LOST IN THE MAIL: FedEx posted solid quarterly results, but it gave a cautious outlook as the package delivery company spends more money on expanding its groundwork and acquires more aircraft to keep up with the e-commerce boom. Its stock fell $6.87, or 4.2 percent, to $157.07.

KB DOES OK: Homebuilder KB Home's profit surpassed estimates and sales were far stronger than expected. Its stock gained 32 cents, or 2.2 percent, to $14.86.

The government also reported that sales of previously-occupied homes rose 1.8 percent in May to reach the highest level since February 2007. Few homes are on the market, but low mortgage rates and continued job growth has shoppers continuing to look for houses.

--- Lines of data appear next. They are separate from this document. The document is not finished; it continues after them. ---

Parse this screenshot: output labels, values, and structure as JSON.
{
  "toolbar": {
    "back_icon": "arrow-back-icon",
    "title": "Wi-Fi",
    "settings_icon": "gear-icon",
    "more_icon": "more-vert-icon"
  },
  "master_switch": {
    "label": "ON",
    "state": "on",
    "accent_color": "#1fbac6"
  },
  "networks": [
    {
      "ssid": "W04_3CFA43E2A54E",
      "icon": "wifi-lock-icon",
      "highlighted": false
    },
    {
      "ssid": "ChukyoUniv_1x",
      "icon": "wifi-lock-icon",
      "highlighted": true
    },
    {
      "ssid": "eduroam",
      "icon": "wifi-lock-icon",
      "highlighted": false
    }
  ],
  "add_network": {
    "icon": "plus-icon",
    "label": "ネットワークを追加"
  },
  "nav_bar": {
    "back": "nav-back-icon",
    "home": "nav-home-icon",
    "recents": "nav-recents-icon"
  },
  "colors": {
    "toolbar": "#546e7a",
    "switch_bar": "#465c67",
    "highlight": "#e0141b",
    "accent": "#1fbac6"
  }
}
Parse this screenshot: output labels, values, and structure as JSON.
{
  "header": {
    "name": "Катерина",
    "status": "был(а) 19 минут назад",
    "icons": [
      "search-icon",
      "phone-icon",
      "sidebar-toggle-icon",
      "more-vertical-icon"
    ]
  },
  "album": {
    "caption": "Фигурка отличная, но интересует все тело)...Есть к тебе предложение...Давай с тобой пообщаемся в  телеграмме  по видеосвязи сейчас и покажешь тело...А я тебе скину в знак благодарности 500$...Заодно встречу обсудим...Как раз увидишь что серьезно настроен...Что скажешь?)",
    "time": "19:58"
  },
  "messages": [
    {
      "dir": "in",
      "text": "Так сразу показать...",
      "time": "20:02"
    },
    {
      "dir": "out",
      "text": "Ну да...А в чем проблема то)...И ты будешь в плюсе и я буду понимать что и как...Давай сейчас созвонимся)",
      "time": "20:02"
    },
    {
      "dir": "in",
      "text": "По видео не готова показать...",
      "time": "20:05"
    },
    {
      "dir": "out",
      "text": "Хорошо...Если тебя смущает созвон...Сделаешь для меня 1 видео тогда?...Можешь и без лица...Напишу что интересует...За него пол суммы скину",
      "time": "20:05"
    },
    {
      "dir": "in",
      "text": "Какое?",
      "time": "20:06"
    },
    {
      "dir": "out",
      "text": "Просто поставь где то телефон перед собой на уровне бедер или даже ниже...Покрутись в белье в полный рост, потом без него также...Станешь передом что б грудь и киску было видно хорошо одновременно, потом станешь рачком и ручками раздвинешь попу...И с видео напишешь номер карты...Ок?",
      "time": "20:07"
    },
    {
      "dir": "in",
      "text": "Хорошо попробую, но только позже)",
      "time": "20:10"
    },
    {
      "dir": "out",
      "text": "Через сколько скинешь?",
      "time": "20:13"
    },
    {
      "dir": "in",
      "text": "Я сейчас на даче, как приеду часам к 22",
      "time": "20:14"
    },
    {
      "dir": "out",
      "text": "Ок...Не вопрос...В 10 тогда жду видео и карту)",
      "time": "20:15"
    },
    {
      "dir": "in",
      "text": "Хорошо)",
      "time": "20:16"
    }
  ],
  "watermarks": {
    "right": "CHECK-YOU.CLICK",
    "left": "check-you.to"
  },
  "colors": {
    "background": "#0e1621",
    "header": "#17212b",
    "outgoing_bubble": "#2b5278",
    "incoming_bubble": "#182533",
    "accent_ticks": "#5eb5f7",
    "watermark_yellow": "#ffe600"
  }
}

SLOWER GROWTH: The International Monetary Fund downgraded its forecast for the U.S. economy this year and said America should raise the minimum wage to help the poor, offer paid maternity leave to encourage more women to work and overhaul the corporate tax system to boost productivity.

The IMF thinks the U.S. economy will grow 2.2 percent this year, down from its previous forecast of 2.4 percent. The economy grew 2.4 percent in 2015.

OTHER ENERGY TRADING: Wholesale gasoline was little changed at $1.59 a gallon. Heating oil fell 1 cent to $1.50 a gallon. Natural gas lost 9 cents to $2.68 per 1,000 cubic feet.

METALS: The price of gold fell $2.50 to $1,270 an ounce. Gold prices have fallen for four days in a row after rising for the seven days before that. Silver fell 1 cent to $17.31 an ounce. Copper rose 2 cents to $2.14 a pound.

OVERSEAS: Britain's FTSE 100 was up 0.6 percent and Germany's DAX was also 0.6 percent higher. France's CAC 40 rose 0.3 percent. The Hang Seng in Hong Kong picked up 0.6 percent and South Korea's Kospi rose 0.5 percent while Japan's Nikkei 225 fell 0.6 percent.

CURRENCIES and BONDS: The British pound gave up most of an early gain, edging up to $1.4691 from $1.4663 a day earlier. The dollar declined to 104.39 yen from 104.76 yen. The euro rose to $1.1303 from $1.1257. U.S. government bond prices rose. The yield on the 10-year Treasury note fell to 1.69 percent from 1.71 percent.